ECLI:NL:RBALM:2008:BE9767

Rechtbank Almelo

Datum uitspraak
3 september 2008
Publicatiedatum
5 april 2013
Zaaknummer
700426/06
Instantie
Rechtbank Almelo
Type
Uitspraak
Rechtsgebied
Strafrecht
Procedures
  • Eerste aanleg - meervoudig
Rechters
  • M. Teekman
  • A. Stoové
  • J. Heijink
Vindplaatsen
  • Rechtspraak.nl
AI samenvatting door LexboostAutomatisch gegenereerd

Veroordeling voor valsheid in geschrift en oplichting bij hypothecaire leningen

Op 3 september 2008 heeft de Rechtbank Almelo uitspraak gedaan in de zaak tegen G.A., die werd beschuldigd van valsheid in geschrift en oplichting. De verdachte maakte gebruik van valse werkgeversverklaringen en salarisspecificaties om hypothecaire leningen aan te vragen bij de Fortis Bank en ABN Amro. De feiten vonden plaats tussen 1 juli 2003 en 6 april 2006. De rechtbank oordeelde dat de verdachte opzettelijk gebruik had gemaakt van valse documenten, wat leidde tot de afgifte van aanzienlijke geldbedragen door de banken. De rechtbank sprak de verdachte vrij van enkele andere tenlastegelegde feiten, waaronder witwassen en valsheid in een declaratie, omdat niet bewezen was dat zij deze handelingen had verricht.

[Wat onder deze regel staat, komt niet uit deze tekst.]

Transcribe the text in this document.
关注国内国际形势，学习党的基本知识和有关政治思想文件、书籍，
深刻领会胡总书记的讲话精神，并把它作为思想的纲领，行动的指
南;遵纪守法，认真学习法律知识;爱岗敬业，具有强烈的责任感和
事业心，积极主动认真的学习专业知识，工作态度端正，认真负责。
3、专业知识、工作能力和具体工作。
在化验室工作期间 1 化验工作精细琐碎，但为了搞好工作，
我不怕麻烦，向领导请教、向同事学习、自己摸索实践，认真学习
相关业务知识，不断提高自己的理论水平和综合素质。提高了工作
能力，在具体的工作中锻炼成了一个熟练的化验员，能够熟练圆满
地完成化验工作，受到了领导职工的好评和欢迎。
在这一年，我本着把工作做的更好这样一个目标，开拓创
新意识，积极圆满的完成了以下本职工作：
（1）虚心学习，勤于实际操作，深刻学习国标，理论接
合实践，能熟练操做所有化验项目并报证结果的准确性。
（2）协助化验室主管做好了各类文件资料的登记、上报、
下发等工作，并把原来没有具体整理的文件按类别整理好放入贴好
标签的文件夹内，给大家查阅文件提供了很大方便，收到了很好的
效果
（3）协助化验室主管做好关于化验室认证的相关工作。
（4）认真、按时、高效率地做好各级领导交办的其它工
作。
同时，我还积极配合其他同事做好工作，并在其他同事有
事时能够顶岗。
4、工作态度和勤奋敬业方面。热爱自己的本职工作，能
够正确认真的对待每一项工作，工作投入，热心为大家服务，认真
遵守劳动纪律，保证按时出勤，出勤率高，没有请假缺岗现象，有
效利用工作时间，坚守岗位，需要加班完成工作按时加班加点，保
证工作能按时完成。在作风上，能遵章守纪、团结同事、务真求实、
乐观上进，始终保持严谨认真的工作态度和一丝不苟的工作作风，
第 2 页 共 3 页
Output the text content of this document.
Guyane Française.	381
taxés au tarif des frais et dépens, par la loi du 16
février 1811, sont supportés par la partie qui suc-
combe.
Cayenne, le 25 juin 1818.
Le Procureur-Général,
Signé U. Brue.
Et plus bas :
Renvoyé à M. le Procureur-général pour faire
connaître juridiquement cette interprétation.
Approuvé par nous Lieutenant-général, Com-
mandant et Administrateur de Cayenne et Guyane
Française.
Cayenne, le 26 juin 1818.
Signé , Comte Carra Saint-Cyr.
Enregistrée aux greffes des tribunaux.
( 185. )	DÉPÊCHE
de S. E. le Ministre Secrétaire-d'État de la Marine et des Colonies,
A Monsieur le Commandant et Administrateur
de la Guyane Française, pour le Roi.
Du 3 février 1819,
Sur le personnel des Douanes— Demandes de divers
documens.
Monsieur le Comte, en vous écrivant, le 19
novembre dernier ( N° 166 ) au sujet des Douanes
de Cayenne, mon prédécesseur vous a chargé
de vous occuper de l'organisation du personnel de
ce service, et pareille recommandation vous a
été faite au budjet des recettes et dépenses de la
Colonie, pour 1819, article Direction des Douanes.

De rechtbank overwoog dat de verdachte zich schuldig had gemaakt aan een ernstig vermogensdelict, wat het vertrouwen in de juistheid van geschriften in het maatschappelijk verkeer aantastte. De rechtbank legde een gevangenisstraf op van vier maanden, waarvan drie maanden voorwaardelijk, en bepaalde een proeftijd van twee jaar. De rechtbank hield rekening met de persoonlijke omstandigheden van de verdachte en het feit dat de bewezen feiten al enige tijd geleden hadden plaatsgevonden. De uitspraak benadrukte de noodzaak om dergelijke delicten te ontmoedigen door middel van straffen, gezien de impact op het betalingsverkeer in Nederland.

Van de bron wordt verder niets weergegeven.